Ring-shaped turn ring through the electrode of the ring-shaped slip ring.
A glass forming apparatus characterized in that power is supplied to heaters provided for each lower mold in a table . 2. The glass forming apparatus according to claim 1, wherein said frame is of a portal type. Wherein the drive of the drive unit, also claim 1 carried out at a cylinder attached to the lower side of the frame of the lower die
Is the glass forming apparatus according to 2 . 4. A lower surface of the lower mold body is formed by a concave portion having a tapered side surface, and a positioning hole provided at a bottom of the concave portion.
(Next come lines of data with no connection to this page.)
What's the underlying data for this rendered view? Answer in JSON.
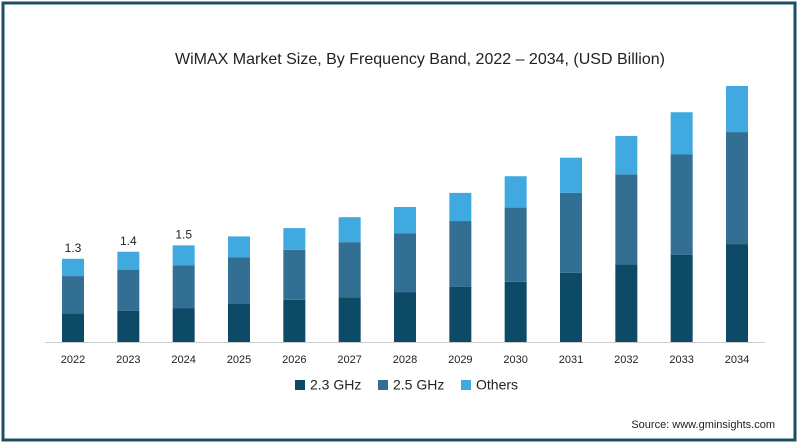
{
  "chart_data": {
    "type": "stacked-bar",
    "title": "WiMAX Market Size, By Frequency Band, 2022 – 2034, (USD Billion)",
    "categories": [
      "2022",
      "2023",
      "2024",
      "2025",
      "2026",
      "2027",
      "2028",
      "2029",
      "2030",
      "2031",
      "2032",
      "2033",
      "2034"
    ],
    "series": [
      {
        "name": "2.3 GHz",
        "color": "#0d4a66",
        "values": [
          0.45,
          0.49,
          0.53,
          0.6,
          0.66,
          0.7,
          0.78,
          0.86,
          0.94,
          1.08,
          1.21,
          1.36,
          1.53
        ]
      },
      {
        "name": "2.5 GHz",
        "color": "#336f93",
        "values": [
          0.58,
          0.64,
          0.67,
          0.72,
          0.78,
          0.86,
          0.92,
          1.03,
          1.16,
          1.25,
          1.41,
          1.57,
          1.75
        ]
      },
      {
        "name": "Others",
        "color": "#40a9e0",
        "values": [
          0.27,
          0.28,
          0.31,
          0.33,
          0.34,
          0.39,
          0.41,
          0.44,
          0.49,
          0.55,
          0.6,
          0.66,
          0.72
        ]
      }
    ],
    "totals": [
      1.3,
      1.4,
      1.5
    ],
    "legend": "bottom",
    "source": "Source: www.gminsights.com"
  }
}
The glass forming apparatus according to any one of claims 1 to 3 , wherein the glass forming apparatus has a tapered shape that fits into the tapered concave portion and has a positioning projection that engages with a positioning hole of the lower mold body. 5. An electrode of the ring-shaped slip ring is divided for each station, a power supply section is provided for each station, and a carbon electrode of the power supply section is brought into contact with an electrode of the ring-shaped slip ring. Item 3. The glass forming apparatus according to Item 1 . 6. divided into a plurality of the ring-shaped turntable formed with a plurality of division table unit, in any one of claims 1 and 3-5 a gap is provided between the divided dividing table unit The glass forming apparatus as described in the above. 7. The divided table part divided into a plurality of parts,
It is set via a bearing on a guide that determines the inner rotation trajectory, and its outer periphery is rotatably held by a receiving portion that restrains the vertical direction. 7. The glass forming apparatus according to claim 6, which is fixed to a tooth gear.